Bottom Line: This IgE- and antigen-specific mast cell activation and mediator production is thought to be critical to the pathogenesis of allergic disorders, such as anaphylaxis and asthma, and also contributes to host defense against parasites.In turn, IgE-dependent upregulation of Fc(epsilon)RI expression significantly enhances the ability of mouse mast cells to release serotonin, interleukin-6 (IL-6), and IL-4 in response to challenge with IgE and specific antigen.The demonstration that IgE-dependent enhancement of mast cell Fc(epsilon)RI expression permits mast cells to respond to antigen challenge with increased production of proinflammatory and immunoregulatory mediators provides new insights into both the pathogenesis of allergic diseases and the regulation of protective host responses to parasites.
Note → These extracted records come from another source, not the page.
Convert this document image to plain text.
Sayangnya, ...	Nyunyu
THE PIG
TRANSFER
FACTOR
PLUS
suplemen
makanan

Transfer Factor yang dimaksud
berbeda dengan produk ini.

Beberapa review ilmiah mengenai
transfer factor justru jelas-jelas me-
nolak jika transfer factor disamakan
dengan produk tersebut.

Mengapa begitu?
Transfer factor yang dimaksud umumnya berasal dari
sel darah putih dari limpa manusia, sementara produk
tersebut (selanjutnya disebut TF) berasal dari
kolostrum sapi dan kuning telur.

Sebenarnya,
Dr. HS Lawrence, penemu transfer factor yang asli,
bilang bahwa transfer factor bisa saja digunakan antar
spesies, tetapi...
View Article: PubMed Central - PubMed

Affiliation: Department of Pathology, Beth Israel Deaconess Medical Center and Harvard Medical School, Boston, Massachusetts 02215, USA.

ABSTRACT
The binding of immunoglobulin E (IgE) to high affinity IgE receptors (Fc(epsilon)RI) expressed on the surface of mast cells primes these cells to secrete, upon subsequent exposure to specific antigen, a panel of proinflammatory mediators, which includes cytokines that can also have immunoregulatory activities. This IgE- and antigen-specific mast cell activation and mediator production is thought to be critical to the pathogenesis of allergic disorders, such as anaphylaxis and asthma, and also contributes to host defense against parasites. We now report that exposure to IgE results in a striking (up to 32-fold) upregulation of surface expression of Fc(epsilon)RI on mouse mast cells in vitro or in vivo. Moreover, baseline levels of Fc(epsilon)RI expression on peritoneal mast cells from genetically IgE-deficient (IgE -/-) mice are dramatically reduced (by approximately 83%) compared with those on cells from the corresponding normal mice. In vitro studies indicate that the IgE-dependent upregulation of mouse mast cell Fc(epsilon)RI expression has two components: an early cycloheximide-insensitive phase, followed by a later and more sustained component that is highly sensitive to inhibition by cycloheximide. In turn, IgE-dependent upregulation of Fc(epsilon)RI expression significantly enhances the ability of mouse mast cells to release serotonin, interleukin-6 (IL-6), and IL-4 in response to challenge with IgE and specific antigen. The demonstration that IgE-dependent enhancement of mast cell Fc(epsilon)RI expression permits mast cells to respond to antigen challenge with increased production of proinflammatory and immunoregulatory mediators provides new insights into both the pathogenesis of allergic diseases and the regulation of protective host responses to parasites.